An FHA home appraisal accomplishes two objectives. The first objective serves the FHA by determining whether the home is in acceptable condition. To accomplish this objective, FHA appraisers conduct a thorough inspection of the home, focusing only on factors that affect insurability, such as health and safety issues. The second objective of an FHA appraisal serves your lender by providing reasonable assurance that if you default on your mortgage the home can sell for at least the amount of the loan. FHA guidelines provide loan insurance of up to 98.15 percent of the appraisal value of the home or the asking price of the home, whichever is the lower amount. For example, if the asking price of a home is $170,000 and an FHA appraisal comes in at $150,000, the maximum loan insurance the FHA will provide is $147,225. Failing to accomplish either objective can lead to rejection of your loan application.

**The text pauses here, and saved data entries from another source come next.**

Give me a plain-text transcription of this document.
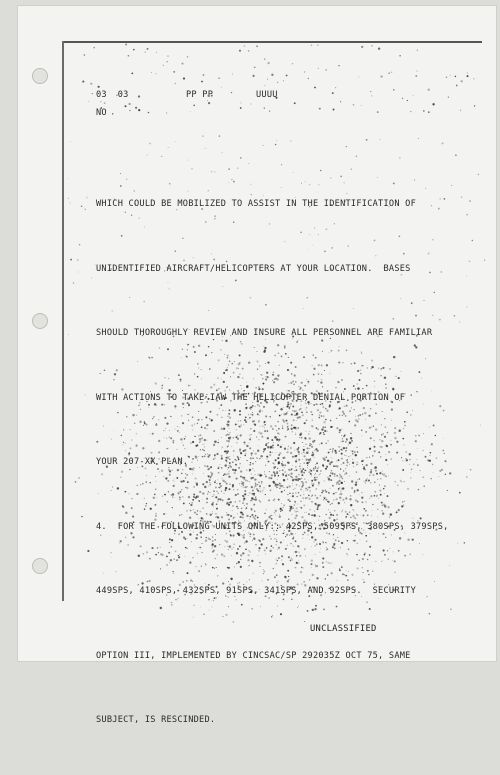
03  03	PP PP	UUUU
NO

WHICH COULD BE MOBILIZED TO ASSIST IN THE IDENTIFICATION OF

UNIDENTIFIED AIRCRAFT/HELICOPTERS AT YOUR LOCATION.  BASES

SHOULD THOROUGHLY REVIEW AND INSURE ALL PERSONNEL ARE FAMILIAR

WITH ACTIONS TO TAKE IAW THE HELICOPTER DENIAL PORTION OF

YOUR 207-XX PLAN.

4.  FOR THE FOLLOWING UNITS ONLY:: 42SPS, 509SPS, 380SPS, 379SPS,

449SPS, 410SPS, 432SPS, 91SPS, 341SPS, AND 92SPS.  SECURITY

OPTION III, IMPLEMENTED BY CINCSAC/SP 292035Z OCT 75, SAME

SUBJECT, IS RESCINDED.

UNCLASSIFIED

Although an FHA inspector must document every variation from FHA standards whether large or small, not all affect the outcome of the inspection. When a home fails the inspection portion of the appraisal, it means there are serious safety and/or health issues present. If you get terrible results in this part of the appraisal, it means that, at a minimum, there are one or more problems relating to the roof, foundation or structure, exterior or interior paint finishes such as the presence of lead-based paint, or lack of access to or escape from bedrooms to the exterior of the home. Before your home can pass, these conditions must undergo repairs, regardless of who pays the bill, before closing on the loan.
Loan to Value Failure
If your FHA appraisal is terrible in terms of value compared to asking price, it means your home does not measure up to similarly priced homes in your area and is not worth its asking price. In this case, your lender will either require a reduction in the asking price or a down payment sufficient to cover the difference. Failure to meet one of these two options will most likely result in denial of your application.

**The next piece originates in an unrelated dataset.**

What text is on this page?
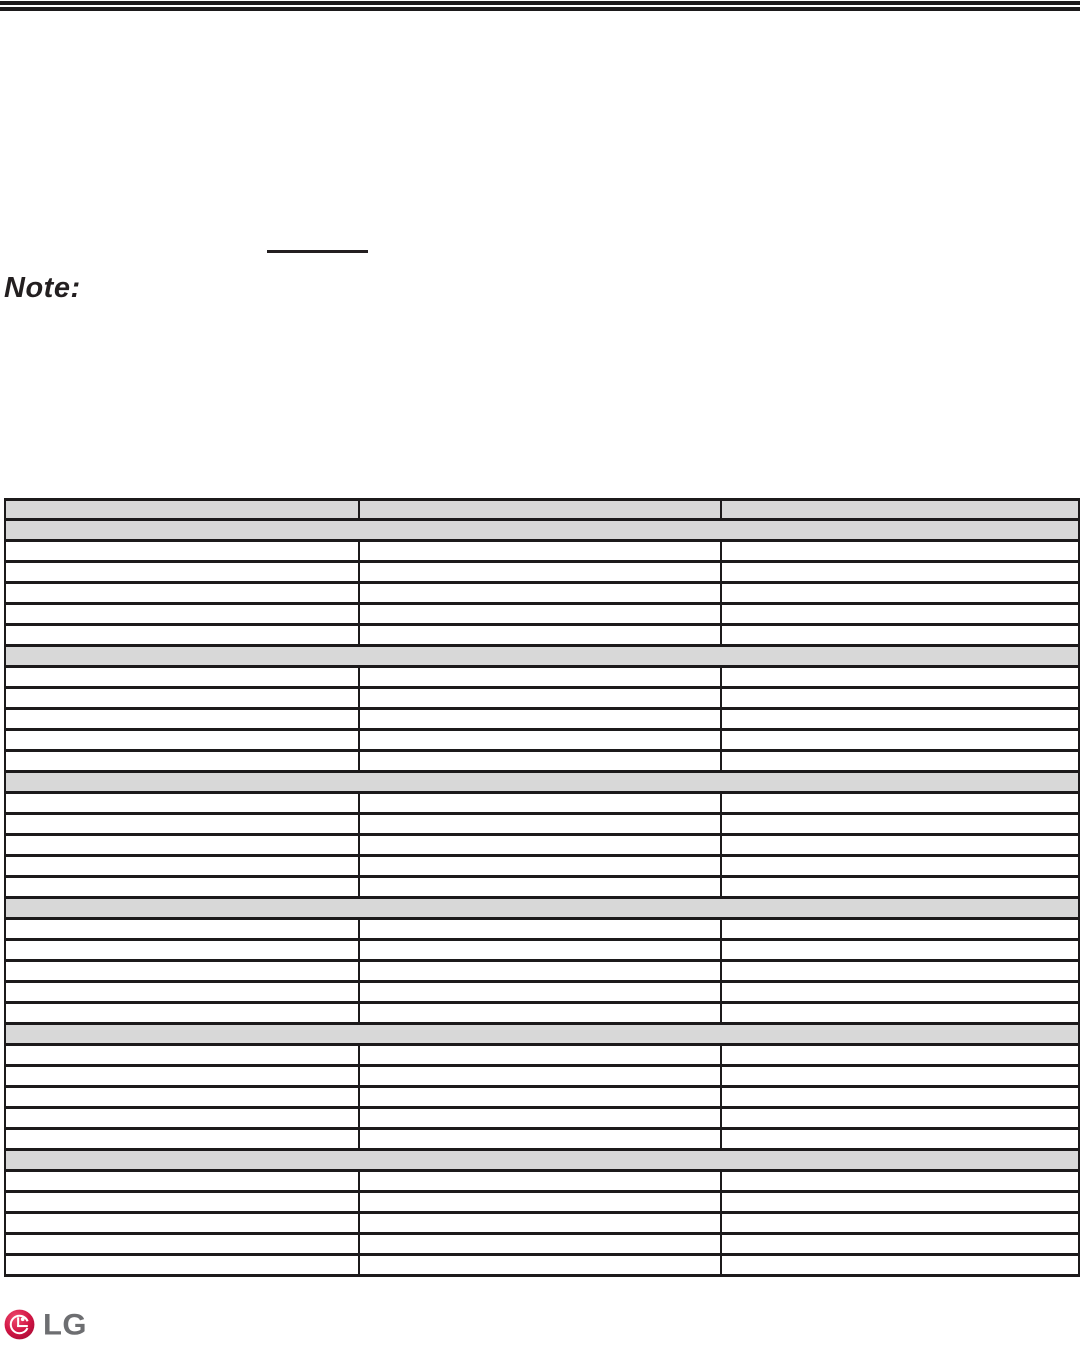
Note:

LG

If you get a terrible FHA home appraisal, you can ask your lender to request a second appraisal, but it is under no obligation to comply with your request unless the second inspection is to inspect repairs. Considering that FHA standards do not include a variety of additional issues the home may have, you may want to reconsider your decision to purchase this particular home. In addition, if you decide to increase the size of your down payment to cover any difference in value, consider the effect this may have on home equity and whether you will recoup this money if and when you decide to sell.